Improved blind adaptive equalization algorithms and analysis

Blind source separation (BSS) techniques allow recovery of individual unobserved signals from their observed mixtures, exploiting only the assumption of mutual independence of sources. Blind equalization combats signal distortion in digital transmission without knowing the channel response or the transmitted signal. In this dissertation, several new improved blind adaptive equalization algorithms are proposed, which exhibit better performance than their conventional counterparts. The convergence behavior of some of these algorithms is also investigated through analysis and simulation. In addition, some BSS approaches are proposed for source separation and phase recovery.; By using independent in-phase and quadrature components of a signal constellation, BSS techniques can be designed to estimate the carrier phase of a single signal.
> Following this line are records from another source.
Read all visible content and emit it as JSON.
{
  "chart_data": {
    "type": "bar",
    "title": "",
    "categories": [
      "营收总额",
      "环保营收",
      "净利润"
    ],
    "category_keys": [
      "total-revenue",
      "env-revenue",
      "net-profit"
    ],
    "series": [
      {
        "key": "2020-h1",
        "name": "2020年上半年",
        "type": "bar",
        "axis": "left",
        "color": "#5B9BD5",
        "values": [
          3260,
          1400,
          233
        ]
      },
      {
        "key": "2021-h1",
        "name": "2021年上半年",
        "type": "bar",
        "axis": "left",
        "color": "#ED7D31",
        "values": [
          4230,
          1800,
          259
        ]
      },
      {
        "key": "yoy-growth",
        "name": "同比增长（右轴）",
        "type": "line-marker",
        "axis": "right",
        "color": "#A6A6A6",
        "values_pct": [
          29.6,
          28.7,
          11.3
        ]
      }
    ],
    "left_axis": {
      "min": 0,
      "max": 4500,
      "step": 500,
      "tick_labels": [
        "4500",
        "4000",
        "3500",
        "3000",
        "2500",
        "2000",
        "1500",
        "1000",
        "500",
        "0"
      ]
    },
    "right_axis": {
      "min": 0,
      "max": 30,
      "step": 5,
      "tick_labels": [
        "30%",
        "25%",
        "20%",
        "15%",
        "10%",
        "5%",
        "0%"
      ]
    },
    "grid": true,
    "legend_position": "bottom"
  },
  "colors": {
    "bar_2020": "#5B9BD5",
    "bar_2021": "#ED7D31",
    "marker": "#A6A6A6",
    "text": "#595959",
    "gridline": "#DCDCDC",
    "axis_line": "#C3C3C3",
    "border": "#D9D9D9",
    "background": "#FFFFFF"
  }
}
We propose a sector rotation scheme used in conjunction with a BSS algorithm for phase tracking of PSK signals. For multiple mixed sources, sources can be separated with phase recovery without affecting separation performance.; For conventional blind equalization which relies only on the overall statistical characteristics of the signal constellation, adding more detailed knowledge about the constellation points can help to improve equalizer performance. We propose several modified algorithms that add a constellation-match error (CME) function to the standard cost functions for blind equalization. The CME function provides detailed information of signaling constellations. Dynamic convergence behavior of some of these algorithms is also analyzed. It is observed that these analysis results agree very closely with the corresponding simulation results. Both simulation and analysis show the good performance of the proposed algorithms, which converge faster and/or have lower residual errors than the conventional blind equalization algorithms.